3. The method as described in claim 1, characterized in that, The specific methods for verifying net weight consistency include: Calculate the net weight of shipment based on the second weight and the first weight; Calculate the net weight of the received goods based on the third and fourth weights; Calculate the net weight difference based on the shipped net weight and the received net weight; The net weight difference is compared with a preset net weight difference threshold. If the net weight difference exceeds the net weight difference threshold, it is determined that there is an abnormal loss during transit.

4. The method as described in claim 1, characterized in that, The specific methods for verifying material consistency include: Compare the material identification results from the first, second, and third identification results with the material information specified in the electronic waybill; If they are the same, they are the same material; if they are different, they are different materials.

5. A closed-loop control system for the transportation of engineering materials, characterized in that, include: The system includes a shipping node, a receiving node, and a cloud server. The shipping node is used to acquire the first weight, first time, vehicle image, and first status of a vehicle passing through a first weighing device in the direction of entry; acquire the second weight, second time, vehicle and material image, first identification result, and second status of a vehicle passing through a second weighing device in the direction of departure, and send the acquired data to the cloud server. The receiving terminal node is used to acquire the third weight, third time, vehicle and material images, second recognition result and third status of vehicles marked with the second status passing through the third weighing device in the direction of entry, and to acquire the fourth weight, fourth time, vehicle image, third recognition result and fourth status of vehicles marked with the third status passing through the fourth weighing device in the direction of exit, and to send the acquired data to the cloud server. The cloud server performs the method as described in any one of claims 1-4.

6. The system as described in claim 5, characterized in that, The shipping end node includes a first weighing device, a second weighing device, a direction detection device, an image acquisition device, and a license plate recognition device. Both the first and second weighing devices are weighbridges. The direction detection device is located in front of and behind the weighbridge to determine the vehicle's driving direction. The image acquisition device is located above the weighbridge to capture vehicle images. The license plate recognition device is used to identify vehicle information.

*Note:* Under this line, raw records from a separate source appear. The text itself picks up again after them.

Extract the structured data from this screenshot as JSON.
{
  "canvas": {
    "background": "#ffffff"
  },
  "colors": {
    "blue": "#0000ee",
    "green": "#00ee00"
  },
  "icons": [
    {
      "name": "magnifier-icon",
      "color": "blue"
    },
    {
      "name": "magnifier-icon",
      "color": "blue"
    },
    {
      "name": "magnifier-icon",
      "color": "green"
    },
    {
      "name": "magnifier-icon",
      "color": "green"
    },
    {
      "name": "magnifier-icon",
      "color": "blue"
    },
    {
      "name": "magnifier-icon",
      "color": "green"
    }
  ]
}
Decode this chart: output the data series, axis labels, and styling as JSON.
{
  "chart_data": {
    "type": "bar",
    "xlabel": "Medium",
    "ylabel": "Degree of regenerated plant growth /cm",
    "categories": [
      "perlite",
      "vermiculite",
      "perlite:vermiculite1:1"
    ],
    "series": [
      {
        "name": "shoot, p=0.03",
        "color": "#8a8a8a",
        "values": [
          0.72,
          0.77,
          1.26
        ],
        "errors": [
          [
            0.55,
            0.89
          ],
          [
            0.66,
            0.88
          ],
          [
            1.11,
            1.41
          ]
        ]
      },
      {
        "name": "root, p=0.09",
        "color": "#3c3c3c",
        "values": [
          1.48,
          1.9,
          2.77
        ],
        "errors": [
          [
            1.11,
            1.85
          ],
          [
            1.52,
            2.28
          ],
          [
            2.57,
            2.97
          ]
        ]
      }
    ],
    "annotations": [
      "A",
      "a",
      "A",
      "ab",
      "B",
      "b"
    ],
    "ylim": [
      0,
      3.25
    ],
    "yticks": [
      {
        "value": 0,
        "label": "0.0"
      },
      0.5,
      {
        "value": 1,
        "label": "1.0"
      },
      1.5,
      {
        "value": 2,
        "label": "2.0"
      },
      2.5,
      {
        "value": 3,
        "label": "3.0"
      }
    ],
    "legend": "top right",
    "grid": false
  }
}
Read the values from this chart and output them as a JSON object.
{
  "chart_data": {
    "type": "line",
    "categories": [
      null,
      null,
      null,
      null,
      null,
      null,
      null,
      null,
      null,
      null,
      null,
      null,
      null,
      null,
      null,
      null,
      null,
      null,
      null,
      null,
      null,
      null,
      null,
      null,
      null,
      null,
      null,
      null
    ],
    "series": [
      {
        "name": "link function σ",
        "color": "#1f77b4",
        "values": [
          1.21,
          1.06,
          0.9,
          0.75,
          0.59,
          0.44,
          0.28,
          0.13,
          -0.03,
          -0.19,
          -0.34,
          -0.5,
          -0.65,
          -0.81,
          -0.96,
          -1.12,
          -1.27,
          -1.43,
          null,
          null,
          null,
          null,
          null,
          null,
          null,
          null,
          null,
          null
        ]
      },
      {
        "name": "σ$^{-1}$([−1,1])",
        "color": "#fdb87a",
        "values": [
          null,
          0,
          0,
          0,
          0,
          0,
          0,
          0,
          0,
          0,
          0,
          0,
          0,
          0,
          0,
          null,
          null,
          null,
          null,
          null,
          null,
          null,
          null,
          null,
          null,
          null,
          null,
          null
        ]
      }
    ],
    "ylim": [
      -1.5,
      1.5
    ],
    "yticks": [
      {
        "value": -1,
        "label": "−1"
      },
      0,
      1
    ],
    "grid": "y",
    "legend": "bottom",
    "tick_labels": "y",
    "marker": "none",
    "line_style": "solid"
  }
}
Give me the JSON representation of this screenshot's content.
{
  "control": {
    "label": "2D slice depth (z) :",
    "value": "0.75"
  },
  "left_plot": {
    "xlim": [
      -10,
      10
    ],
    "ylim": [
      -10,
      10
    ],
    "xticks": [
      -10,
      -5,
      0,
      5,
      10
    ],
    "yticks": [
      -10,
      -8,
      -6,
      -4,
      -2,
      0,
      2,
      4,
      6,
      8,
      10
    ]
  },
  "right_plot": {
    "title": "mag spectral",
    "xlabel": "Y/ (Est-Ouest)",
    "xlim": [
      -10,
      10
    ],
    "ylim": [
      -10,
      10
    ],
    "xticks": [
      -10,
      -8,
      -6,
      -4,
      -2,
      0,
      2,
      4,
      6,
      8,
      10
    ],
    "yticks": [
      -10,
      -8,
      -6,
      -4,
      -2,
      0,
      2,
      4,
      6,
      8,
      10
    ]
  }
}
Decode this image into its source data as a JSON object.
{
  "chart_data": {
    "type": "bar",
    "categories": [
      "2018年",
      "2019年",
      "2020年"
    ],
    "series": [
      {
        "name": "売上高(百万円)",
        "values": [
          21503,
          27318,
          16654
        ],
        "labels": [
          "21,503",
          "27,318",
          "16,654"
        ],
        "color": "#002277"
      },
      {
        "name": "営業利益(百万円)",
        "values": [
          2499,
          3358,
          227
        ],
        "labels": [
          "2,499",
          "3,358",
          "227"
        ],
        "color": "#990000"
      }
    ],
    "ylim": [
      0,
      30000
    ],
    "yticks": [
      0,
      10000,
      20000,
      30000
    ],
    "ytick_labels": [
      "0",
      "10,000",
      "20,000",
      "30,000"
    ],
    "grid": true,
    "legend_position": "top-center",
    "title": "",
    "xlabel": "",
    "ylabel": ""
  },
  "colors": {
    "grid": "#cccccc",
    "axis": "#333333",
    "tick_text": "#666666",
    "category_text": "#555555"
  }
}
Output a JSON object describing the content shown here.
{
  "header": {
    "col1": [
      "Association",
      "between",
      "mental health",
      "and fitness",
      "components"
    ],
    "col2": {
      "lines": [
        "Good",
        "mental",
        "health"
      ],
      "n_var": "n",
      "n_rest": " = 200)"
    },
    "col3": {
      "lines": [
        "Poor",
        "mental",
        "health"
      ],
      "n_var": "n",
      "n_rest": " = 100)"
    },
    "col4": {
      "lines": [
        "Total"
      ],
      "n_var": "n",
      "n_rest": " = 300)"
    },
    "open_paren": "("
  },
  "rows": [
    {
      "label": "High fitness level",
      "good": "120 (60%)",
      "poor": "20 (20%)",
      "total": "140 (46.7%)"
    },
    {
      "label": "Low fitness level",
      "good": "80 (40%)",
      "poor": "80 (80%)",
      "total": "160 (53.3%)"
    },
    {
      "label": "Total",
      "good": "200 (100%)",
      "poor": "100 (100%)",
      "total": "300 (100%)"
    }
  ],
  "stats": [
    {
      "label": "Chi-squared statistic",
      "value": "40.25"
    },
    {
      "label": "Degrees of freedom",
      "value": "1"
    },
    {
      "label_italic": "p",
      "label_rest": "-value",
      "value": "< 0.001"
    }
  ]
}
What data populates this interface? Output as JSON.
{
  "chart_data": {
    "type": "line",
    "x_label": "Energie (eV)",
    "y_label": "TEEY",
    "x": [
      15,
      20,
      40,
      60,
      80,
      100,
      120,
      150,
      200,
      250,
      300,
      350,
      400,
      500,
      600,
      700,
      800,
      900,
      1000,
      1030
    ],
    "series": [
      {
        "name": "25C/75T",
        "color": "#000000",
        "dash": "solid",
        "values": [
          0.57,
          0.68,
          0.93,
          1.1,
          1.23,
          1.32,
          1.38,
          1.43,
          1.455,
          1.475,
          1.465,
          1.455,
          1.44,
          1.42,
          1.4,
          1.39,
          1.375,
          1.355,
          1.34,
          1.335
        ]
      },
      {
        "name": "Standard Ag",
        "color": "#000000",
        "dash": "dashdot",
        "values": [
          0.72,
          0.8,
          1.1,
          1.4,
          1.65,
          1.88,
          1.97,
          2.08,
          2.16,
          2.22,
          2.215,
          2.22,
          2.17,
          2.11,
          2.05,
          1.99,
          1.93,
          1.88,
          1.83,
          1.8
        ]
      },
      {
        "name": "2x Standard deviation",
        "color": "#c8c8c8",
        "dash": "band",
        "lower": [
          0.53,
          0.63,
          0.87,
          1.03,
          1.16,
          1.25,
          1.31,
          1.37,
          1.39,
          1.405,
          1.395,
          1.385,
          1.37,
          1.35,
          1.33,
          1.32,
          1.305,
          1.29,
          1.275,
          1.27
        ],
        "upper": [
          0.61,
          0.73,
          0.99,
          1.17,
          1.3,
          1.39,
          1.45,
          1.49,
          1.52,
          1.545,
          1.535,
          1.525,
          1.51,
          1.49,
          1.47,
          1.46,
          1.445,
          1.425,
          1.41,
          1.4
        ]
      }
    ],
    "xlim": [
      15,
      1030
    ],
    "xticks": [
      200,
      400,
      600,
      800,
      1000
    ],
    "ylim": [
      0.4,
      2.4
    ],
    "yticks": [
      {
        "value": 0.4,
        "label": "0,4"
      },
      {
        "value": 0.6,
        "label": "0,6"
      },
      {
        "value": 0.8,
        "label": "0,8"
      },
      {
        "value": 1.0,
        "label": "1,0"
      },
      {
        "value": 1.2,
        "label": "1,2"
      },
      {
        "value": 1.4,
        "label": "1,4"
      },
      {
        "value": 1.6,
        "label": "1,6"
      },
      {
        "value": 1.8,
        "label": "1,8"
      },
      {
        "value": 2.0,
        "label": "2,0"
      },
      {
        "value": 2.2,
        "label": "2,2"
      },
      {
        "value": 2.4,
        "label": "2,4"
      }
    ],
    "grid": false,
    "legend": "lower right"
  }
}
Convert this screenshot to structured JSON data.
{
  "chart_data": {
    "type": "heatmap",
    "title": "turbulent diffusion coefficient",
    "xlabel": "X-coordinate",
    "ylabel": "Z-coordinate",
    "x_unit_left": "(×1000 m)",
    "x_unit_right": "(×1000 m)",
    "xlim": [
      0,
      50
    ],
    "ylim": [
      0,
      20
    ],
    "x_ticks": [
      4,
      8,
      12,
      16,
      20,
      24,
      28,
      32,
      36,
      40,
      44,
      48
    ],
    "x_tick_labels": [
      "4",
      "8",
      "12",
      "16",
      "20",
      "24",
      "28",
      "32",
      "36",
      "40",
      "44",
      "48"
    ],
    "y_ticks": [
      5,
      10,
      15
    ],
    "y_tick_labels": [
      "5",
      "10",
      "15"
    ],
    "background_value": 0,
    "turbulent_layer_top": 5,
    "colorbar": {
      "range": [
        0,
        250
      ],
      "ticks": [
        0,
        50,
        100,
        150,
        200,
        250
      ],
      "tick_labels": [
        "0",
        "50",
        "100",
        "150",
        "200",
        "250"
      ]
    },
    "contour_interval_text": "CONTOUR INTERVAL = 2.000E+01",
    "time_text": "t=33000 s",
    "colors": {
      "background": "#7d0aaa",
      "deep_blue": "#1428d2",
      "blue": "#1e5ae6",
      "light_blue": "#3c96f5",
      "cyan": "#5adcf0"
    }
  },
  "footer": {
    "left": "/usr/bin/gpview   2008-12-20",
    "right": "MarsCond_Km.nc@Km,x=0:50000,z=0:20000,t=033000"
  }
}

7. The system as described in claim 6, characterized in that, The receiving terminal node includes a third weighing device, a fourth weighing device, a direction detection device, an image acquisition device, and a license plate recognition device. The third and fourth weighing devices are both weighbridges. The direction detection device is set in front of and behind the weighbridge to determine the vehicle's driving direction. The image acquisition device is set above the weighbridge to capture vehicle images. The license plate recognition device is used to identify vehicle information.

8. The system as described in claim 6 or 7, characterized in that, Both the shipping and receiving nodes include AI recognition devices, which are used to identify material categories based on image acquisition devices.

9. A cloud server, comprising: The processor, input device, output device, and memory are interconnected, the memory being used to store a computer program, the computer program including program instructions, characterized in that the processor is configured to invoke the program instructions to perform the method as described in any one of claims 1-4.

10. A computer-readable storage medium, characterized in that, The computer-readable storage medium stores a computer program, the computer program including program instructions that, when executed by a processor, cause the processor to perform the method as described in any one of claims 1-4.